(From Dan Solin’s blog, Huffington Post, April 6, 2010)
Changing the way investors approach investing once seemed like a difficult task. This is no longer true.
The meltdown of the securities industry, and the 2008 market crash, caused even the most die hard advocates of investing as usual to question the current system. They should since it has nothing to support it beyond massive advertising and lobbying budgets. Unfortunately, for many investors, that is enough to keep them in the fold, often to their great detriment.
The current model is built on the demonstrably false premise that brokers and advisers have superior insights into the markets which permits them to manage our money intelligently. This “expertise” is touted in the endless predictions of “financial experts” who peer into their crystal ball and tell the unwashed masses what the future will bring. While Jim Cramer is the best known in this group, there are many others, including James Dines, Bob Brinker, Gary Shilling and Louis Navellier.
Now there is some objective accountability for these predictions. It is a welcome development and a valuable service to the investing public. A scorecard calculating the accuracy of market predictions can be found on the web site of CXO Advisory Group. The analysis covers more than two years, with over 4600 measurements for 51 gurus.
The overall accuracy of the group was a pathetic 48%. You could replicate this performance by flipping a coin.
Cramer had a score of 46%. He strongly objected to the methodology used to rate him. The exchange of e-mails between him and the CXO group is fascinating. You can read them here. Make your own decision about the merits of this debate. I do have to wonder how many investors relied on this comment, which he is quoted as making on October 1, 2007: “I’m now confident that what would have been a given in 2008, a brutal recession…will now be avoided and prosperity assured.”
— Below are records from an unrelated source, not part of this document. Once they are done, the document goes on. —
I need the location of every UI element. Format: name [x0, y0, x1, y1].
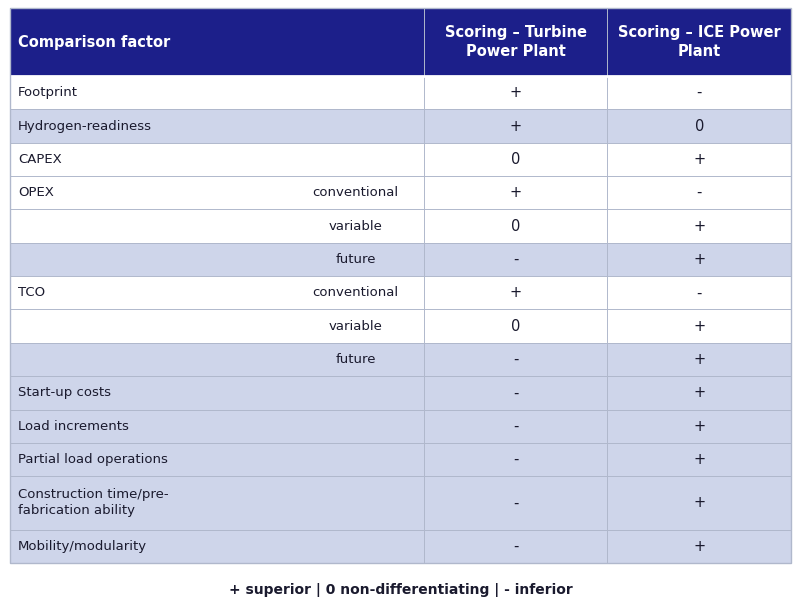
Text: Mobility/modularity: Mobility/modularity [18, 540, 147, 553]
Bar [10, 343, 791, 376]
Bar [10, 530, 791, 563]
Text: -: - [697, 185, 702, 200]
Bar [10, 276, 791, 309]
Text: Scoring – ICE Power
Plant: Scoring – ICE Power Plant [618, 24, 781, 60]
Text: Partial load operations: Partial load operations [18, 453, 168, 466]
Text: OPEX: OPEX [18, 186, 54, 199]
Text: +: + [693, 539, 706, 554]
Text: +: + [509, 119, 521, 133]
Bar [10, 110, 791, 143]
Text: -: - [513, 252, 518, 267]
Text: -: - [513, 352, 518, 367]
Text: +: + [509, 185, 521, 200]
Text: -: - [513, 385, 518, 400]
Text: -: - [513, 452, 518, 467]
Bar [10, 243, 791, 276]
Text: +: + [693, 152, 706, 167]
Bar [10, 476, 791, 530]
Text: -: - [513, 419, 518, 434]
Text: 0: 0 [694, 119, 704, 133]
Text: +: + [693, 496, 706, 510]
Text: Construction time/pre-
fabrication ability: Construction time/pre- fabrication abili… [18, 488, 169, 518]
Text: +: + [693, 452, 706, 467]
Text: conventional: conventional [312, 186, 399, 199]
Text: + superior | 0 non-differentiating | - inferior: + superior | 0 non-differentiating | - i… [228, 583, 573, 597]
Text: +: + [693, 319, 706, 334]
Text: Hydrogen-readiness: Hydrogen-readiness [18, 119, 152, 133]
Text: 0: 0 [511, 152, 521, 167]
Text: +: + [693, 385, 706, 400]
Bar [10, 76, 791, 110]
Text: 0: 0 [511, 219, 521, 234]
Text: variable: variable [328, 320, 383, 333]
Bar [10, 443, 791, 476]
Bar [10, 309, 791, 343]
Text: -: - [697, 285, 702, 300]
Text: future: future [336, 253, 376, 266]
Bar [10, 176, 791, 209]
Text: +: + [509, 285, 521, 300]
Text: +: + [693, 352, 706, 367]
Text: -: - [513, 539, 518, 554]
Bar [10, 410, 791, 443]
Text: variable: variable [328, 220, 383, 233]
Text: Load increments: Load increments [18, 420, 129, 433]
Text: Scoring – Turbine
Power Plant: Scoring – Turbine Power Plant [445, 24, 586, 60]
Text: Comparison factor: Comparison factor [18, 35, 171, 49]
Text: 0: 0 [511, 319, 521, 334]
Bar [10, 376, 791, 410]
Text: +: + [509, 85, 521, 100]
Text: -: - [513, 496, 518, 510]
Text: Start-up costs: Start-up costs [18, 386, 111, 400]
Bar [10, 8, 791, 76]
Text: Footprint: Footprint [18, 86, 78, 99]
Bar [10, 209, 791, 243]
Bar [10, 143, 791, 176]
Text: CAPEX: CAPEX [18, 153, 62, 166]
Text: future: future [336, 353, 376, 366]
Text: conventional: conventional [312, 286, 399, 299]
Text: -: - [697, 85, 702, 100]
Text: +: + [693, 419, 706, 434]
Text: +: + [693, 252, 706, 267]
Text: +: + [693, 219, 706, 234]
Text: TCO: TCO [18, 286, 45, 299]
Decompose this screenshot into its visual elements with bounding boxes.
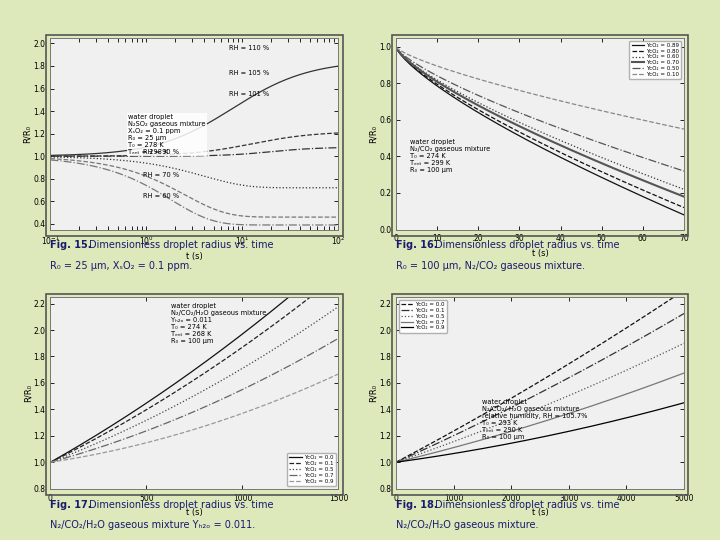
Text: Fig. 17.: Fig. 17. <box>50 500 92 510</box>
Text: Dimensionless droplet radius vs. time: Dimensionless droplet radius vs. time <box>435 500 619 510</box>
Text: N₂/CO₂/H₂O gaseous mixture.: N₂/CO₂/H₂O gaseous mixture. <box>396 520 539 530</box>
Text: R₀ = 100 μm, N₂/CO₂ gaseous mixture.: R₀ = 100 μm, N₂/CO₂ gaseous mixture. <box>396 261 585 271</box>
Text: Fig. 15.: Fig. 15. <box>50 240 92 251</box>
Y-axis label: R/R₀: R/R₀ <box>369 384 378 402</box>
Legend: YᴄO₂ = 0.0, YᴄO₂ = 0.1, YᴄO₂ = 0.5, YᴄO₂ = 0.7, YᴄO₂ = 0.9: YᴄO₂ = 0.0, YᴄO₂ = 0.1, YᴄO₂ = 0.5, YᴄO₂… <box>399 300 447 333</box>
Text: R₀ = 25 μm, XₛO₂ = 0.1 ppm.: R₀ = 25 μm, XₛO₂ = 0.1 ppm. <box>50 261 193 271</box>
Text: RH = 110 %: RH = 110 % <box>229 45 269 51</box>
Text: Dimensionless droplet radius vs. time: Dimensionless droplet radius vs. time <box>89 240 274 251</box>
X-axis label: t (s): t (s) <box>186 508 203 517</box>
Text: water droplet
N₂SO₂ gaseous mixture
XₛO₂ = 0.1 ppm
R₀ = 25 μm
T₀ = 278 K
Tₑₙₜ = : water droplet N₂SO₂ gaseous mixture XₛO₂… <box>128 114 206 156</box>
Text: Dimensionless droplet radius vs. time: Dimensionless droplet radius vs. time <box>435 240 619 251</box>
Text: water droplet
N₂/CO₂/ H₂O gaseous mixture
relative humidity, RH = 105.7%
T₀ = 29: water droplet N₂/CO₂/ H₂O gaseous mixtur… <box>482 399 588 440</box>
Text: Fig. 18.: Fig. 18. <box>396 500 438 510</box>
Text: RH = 60 %: RH = 60 % <box>143 193 179 199</box>
Text: Dimensionless droplet radius vs. time: Dimensionless droplet radius vs. time <box>89 500 274 510</box>
X-axis label: t (s): t (s) <box>531 508 549 517</box>
Text: RH = 90 %: RH = 90 % <box>143 149 179 155</box>
Text: RH = 105 %: RH = 105 % <box>229 70 269 76</box>
Text: Fig. 16.: Fig. 16. <box>396 240 438 251</box>
Text: RH = 101 %: RH = 101 % <box>229 91 269 98</box>
Text: water droplet
N₂/CO₂/H₂O gaseous mixture
Yₕ₂ₒ = 0.011
T₀ = 274 K
Tₑₙₜ = 268 K
R₀: water droplet N₂/CO₂/H₂O gaseous mixture… <box>171 303 266 344</box>
X-axis label: t (s): t (s) <box>186 252 203 261</box>
Text: RH = 70 %: RH = 70 % <box>143 172 179 178</box>
Legend: YᴄO₂ = 0.0, YᴄO₂ = 0.1, YᴄO₂ = 0.5, YᴄO₂ = 0.7, YᴄO₂ = 0.9: YᴄO₂ = 0.0, YᴄO₂ = 0.1, YᴄO₂ = 0.5, YᴄO₂… <box>287 453 336 486</box>
Text: water droplet
N₂/CO₂ gaseous mixture
T₀ = 274 K
Tₑₙₜ = 299 K
R₀ = 100 μm: water droplet N₂/CO₂ gaseous mixture T₀ … <box>410 139 490 173</box>
Y-axis label: R/R₀: R/R₀ <box>369 125 377 143</box>
Text: N₂/CO₂/H₂O gaseous mixture Yₕ₂ₒ = 0.011.: N₂/CO₂/H₂O gaseous mixture Yₕ₂ₒ = 0.011. <box>50 520 256 530</box>
X-axis label: t (s): t (s) <box>531 249 549 258</box>
Y-axis label: R/R₀: R/R₀ <box>23 384 32 402</box>
Y-axis label: R/R₀: R/R₀ <box>23 125 32 143</box>
Legend: YᴄO₂ = 0.89, YᴄO₂ = 0.80, YᴄO₂ = 0.60, YᴄO₂ = 0.70, YᴄO₂ = 0.50, YᴄO₂ = 0.10: YᴄO₂ = 0.89, YᴄO₂ = 0.80, YᴄO₂ = 0.60, Y… <box>629 40 681 79</box>
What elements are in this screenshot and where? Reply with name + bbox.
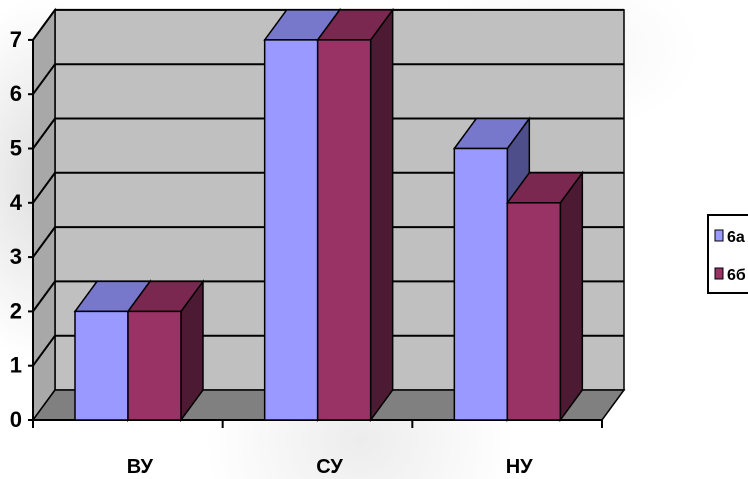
y-tick-label: 5 — [10, 136, 22, 161]
y-tick-label: 2 — [10, 298, 22, 323]
x-tick-labels: ВУ СУ НУ — [127, 456, 533, 478]
y-tick-label: 3 — [10, 244, 22, 269]
bar-front — [506, 202, 562, 421]
y-tick-label: 0 — [10, 407, 22, 432]
bars — [73, 7, 584, 423]
legend-swatch-6a — [714, 229, 724, 242]
legend-box — [707, 214, 748, 294]
x-tick-label: НУ — [506, 456, 533, 478]
y-tick-labels: 0 1 2 3 4 5 6 7 — [10, 27, 23, 432]
y-tick-label: 4 — [10, 190, 23, 215]
gridline — [32, 63, 624, 95]
bar-6б-ВУ — [126, 279, 205, 423]
gridline — [32, 334, 624, 367]
bar-side — [559, 170, 584, 423]
gridline — [32, 117, 624, 150]
legend: 6а 6б — [707, 214, 748, 294]
y-tick-label: 6 — [10, 81, 22, 106]
gridlines — [32, 8, 624, 367]
bar-front — [453, 147, 509, 421]
bar-front — [74, 310, 129, 421]
gridline — [32, 226, 624, 258]
bar-front — [127, 310, 182, 421]
legend-swatch-6b — [714, 267, 724, 280]
gridline — [32, 8, 624, 41]
legend-label-6a: 6а — [727, 229, 745, 246]
x-tick-label: ВУ — [127, 456, 154, 478]
gridline — [32, 280, 624, 312]
bar-6б-НУ — [505, 170, 584, 423]
bar-6б-СУ — [316, 7, 395, 423]
y-tick-label: 7 — [10, 27, 22, 52]
side-wall — [32, 7, 56, 423]
gridline — [32, 171, 624, 204]
bar-front — [263, 39, 319, 421]
bar-side — [369, 7, 394, 423]
x-tick-label: СУ — [316, 456, 343, 478]
bar-front — [316, 39, 372, 421]
y-tick-label: 1 — [10, 353, 22, 378]
legend-label-6b: 6б — [727, 267, 746, 284]
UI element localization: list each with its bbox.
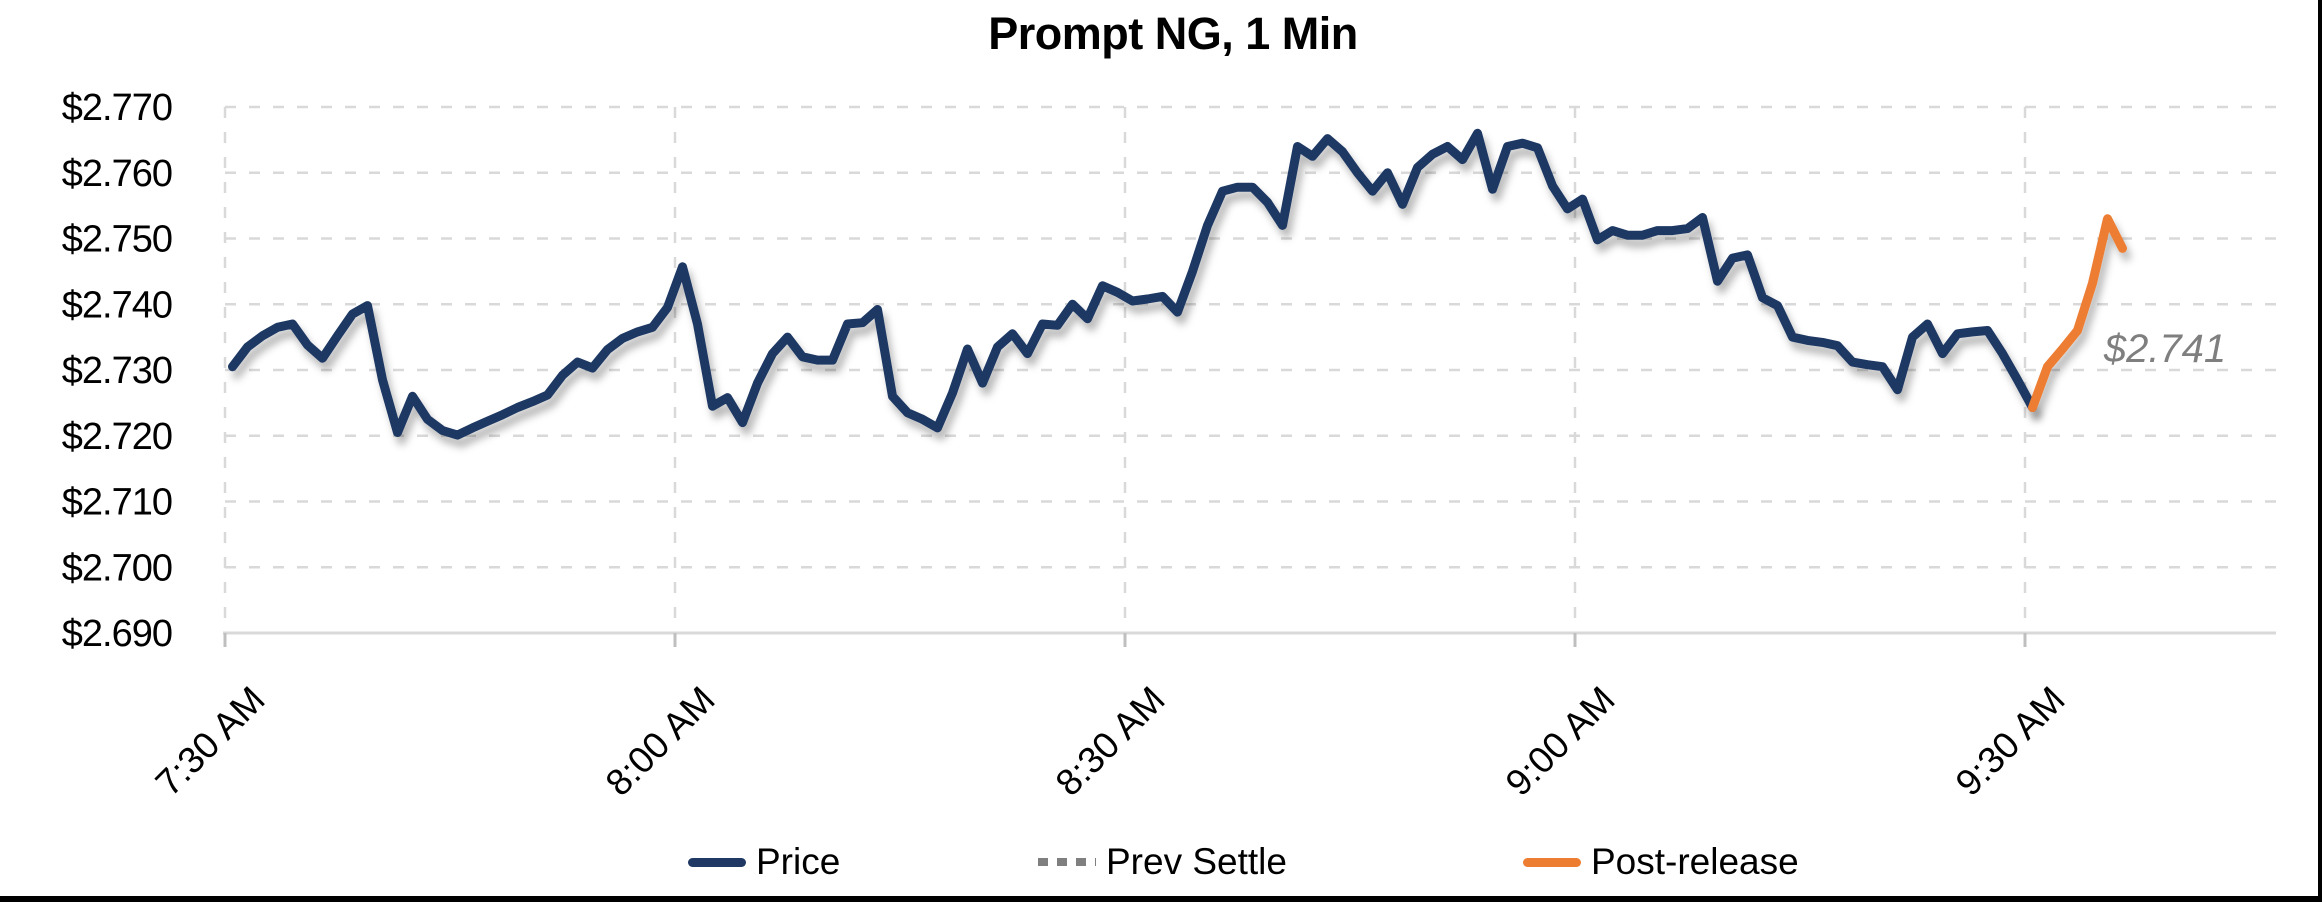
- price-line: [228, 128, 2037, 440]
- post-release-line-swatch: [1523, 857, 1581, 867]
- legend-item-post-release: Post-release: [1523, 840, 1799, 884]
- y-axis-label: $2.700: [62, 547, 172, 589]
- legend-label-prev-settle: Prev Settle: [1106, 841, 1287, 882]
- y-axis-label: $2.770: [62, 87, 172, 129]
- y-axis-label: $2.750: [62, 219, 172, 261]
- x-axis-label: 8:00 AM: [598, 679, 723, 804]
- chart-legend: Price Prev Settle Post-release: [0, 840, 2322, 890]
- x-axis-label: 8:30 AM: [1048, 679, 1173, 804]
- legend-label-post-release: Post-release: [1591, 841, 1799, 882]
- y-axis-label: $2.710: [62, 482, 172, 524]
- y-axis-label: $2.760: [62, 153, 172, 195]
- window-border-bottom: [0, 896, 2322, 902]
- price-line-swatch: [688, 857, 746, 867]
- chart-title: Prompt NG, 1 Min: [988, 8, 1358, 59]
- x-axis-label: 9:30 AM: [1948, 679, 2073, 804]
- y-axis-label: $2.720: [62, 416, 172, 458]
- legend-item-price: Price: [688, 840, 840, 884]
- legend-label-price: Price: [756, 841, 841, 882]
- prev-settle-value-annotation: $2.741: [2103, 327, 2226, 371]
- post-release-line: [2028, 214, 2127, 412]
- x-axis-label: 7:30 AM: [148, 679, 273, 804]
- y-axis-label: $2.690: [62, 613, 172, 655]
- x-axis-label: 9:00 AM: [1498, 679, 1623, 804]
- y-axis-label: $2.740: [62, 284, 172, 326]
- window-border-right: [2318, 0, 2322, 902]
- legend-item-prev-settle: Prev Settle: [1038, 840, 1287, 884]
- y-axis-label: $2.730: [62, 350, 172, 392]
- prev-settle-line-swatch: [1038, 858, 1096, 866]
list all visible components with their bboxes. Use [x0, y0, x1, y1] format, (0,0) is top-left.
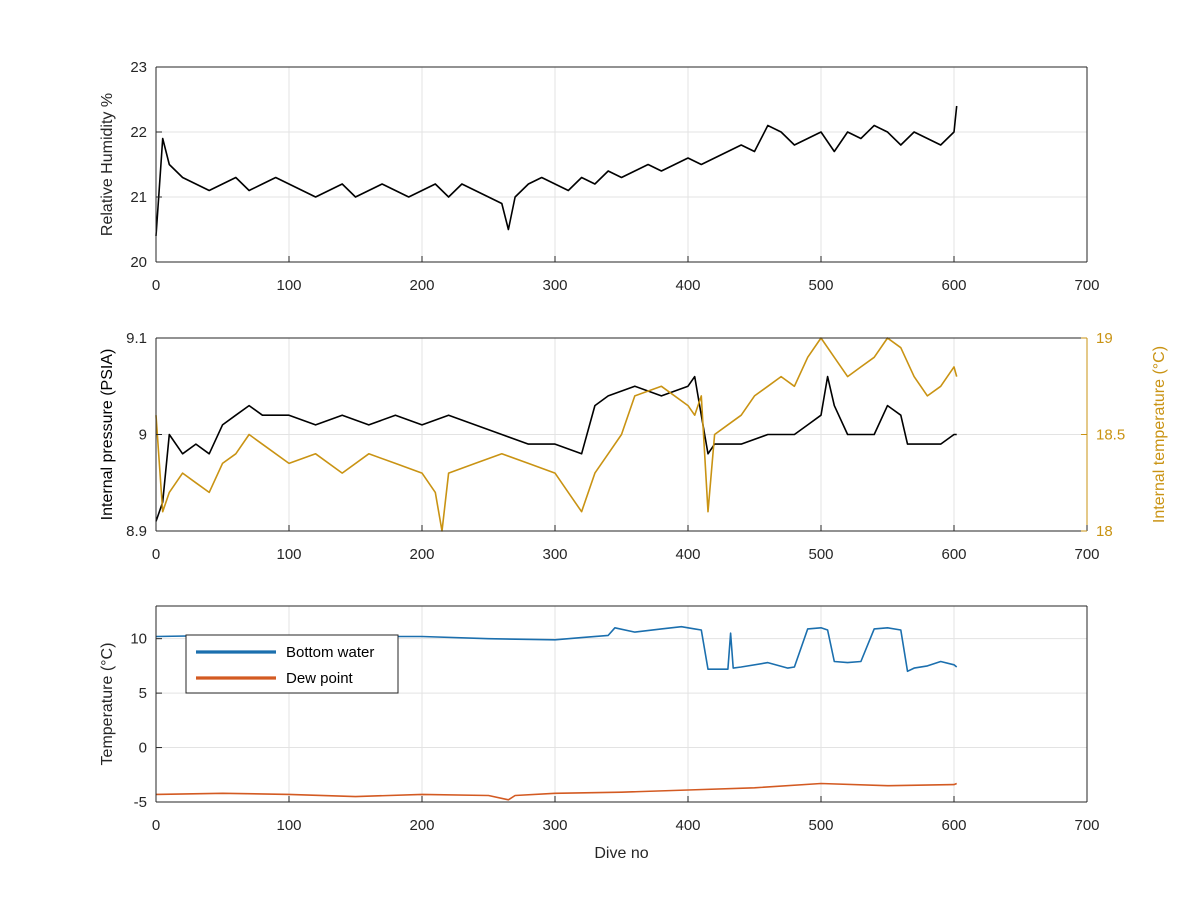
legend-label: Bottom water: [286, 644, 374, 661]
series-line-1: [155, 105, 958, 237]
x-tick-label: 400: [675, 277, 700, 294]
y-tick-label: 9: [139, 427, 147, 444]
x-tick-label: 700: [1074, 277, 1099, 294]
y-tick-label: 8.9: [126, 523, 147, 540]
x-tick-label: 500: [808, 817, 833, 834]
y-axis-label: Temperature (°C): [99, 643, 116, 766]
y2-axis-label: Internal temperature (°C): [1151, 346, 1168, 523]
x-tick-label: 700: [1074, 817, 1099, 834]
y-tick-label: 9.1: [126, 330, 147, 347]
x-tick-label: 600: [941, 817, 966, 834]
x-axis-label: Dive no: [594, 845, 648, 862]
y-tick-label: 0: [139, 740, 147, 757]
subplot-2: 0 100 200 300 400 500 600 700 8.9 9 9.1 18 18.5 19 Int…: [99, 330, 1168, 563]
x-tick-label: 200: [409, 546, 434, 563]
series-line-bottom-water: [155, 625, 958, 673]
y-tick-label: 21: [130, 189, 147, 206]
x-tick-label: 200: [409, 817, 434, 834]
x-tick-label: 300: [542, 546, 567, 563]
y-axis-label: Internal pressure (PSIA): [99, 349, 116, 521]
x-tick-label: 500: [808, 277, 833, 294]
x-tick-label: 300: [542, 817, 567, 834]
y-tick-label: 5: [139, 685, 147, 702]
x-tick-label: 700: [1074, 546, 1099, 563]
y2-tick-label: 18: [1096, 523, 1113, 540]
x-tick-label: 100: [276, 817, 301, 834]
x-tick-label: 400: [675, 817, 700, 834]
x-tick-label: 500: [808, 546, 833, 563]
legend-box: [185, 634, 399, 694]
y-tick-label: 10: [130, 631, 147, 648]
y-tick-label: -5: [134, 794, 147, 811]
series-line-dew-point: [155, 782, 958, 801]
x-tick-label: 0: [152, 277, 160, 294]
x-tick-label: 300: [542, 277, 567, 294]
series-line-1: [155, 375, 957, 522]
subplot-3: 0 100 200 300 400 500 600 700 -5 0 5 10 Temperature …: [99, 605, 1100, 862]
x-tick-label: 600: [941, 546, 966, 563]
x-tick-label: 100: [276, 546, 301, 563]
x-tick-label: 600: [941, 277, 966, 294]
legend-label: Dew point: [286, 670, 354, 687]
x-tick-label: 0: [152, 546, 160, 563]
x-tick-label: 100: [276, 277, 301, 294]
legend: Bottom water Dew point: [185, 634, 399, 694]
x-tick-label: 200: [409, 277, 434, 294]
y-tick-label: 20: [130, 254, 147, 271]
y2-tick-label: 19: [1096, 330, 1113, 347]
y2-tick-label: 18.5: [1096, 427, 1125, 444]
y-axis-label: Relative Humidity %: [99, 93, 116, 236]
x-tick-label: 0: [152, 817, 160, 834]
y-tick-label: 22: [130, 124, 147, 141]
series-line-2: [155, 337, 958, 532]
subplot-1: 0 100 200 300 400 500 600 700 20 21 22 23 Relative H…: [99, 59, 1100, 294]
y-tick-label: 23: [130, 59, 147, 76]
x-tick-label: 400: [675, 546, 700, 563]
Relying on financial “experts” who purport to be able to predict the future is insidious. Not only are they as likely to be wrong as right, but listening to them distracts investors from demanding long term historical data which — while also not predictive — would give them an objective basis to make investment decisions.
Instead of asking advisers (who are only too willing to respond) “where do you think the market is headed”, investors would be far better served by insisting on answers to these questions:
What is the long term (10-50 years) risk and return data for the portfolio you are recommending?
How do these risk and returns compare to a comparable portfolio of low cost stock and bond index funds?
If your broker or adviser is recommending individual stocks, ask her this zinger:
A recent study examined the stock picking skill of 2100 fund managers over a 32 year period and concluded that only 0.6% beat the relevant index (which the authors of the study attributed to luck). Are you in the 99.4% of stock pickers with no skill or the 0.6% of stock pickers who believe they have stock picking skill?
Then run for the door!
Dan Solin is the author of The Smartest Retirement Book You’ll Ever Read.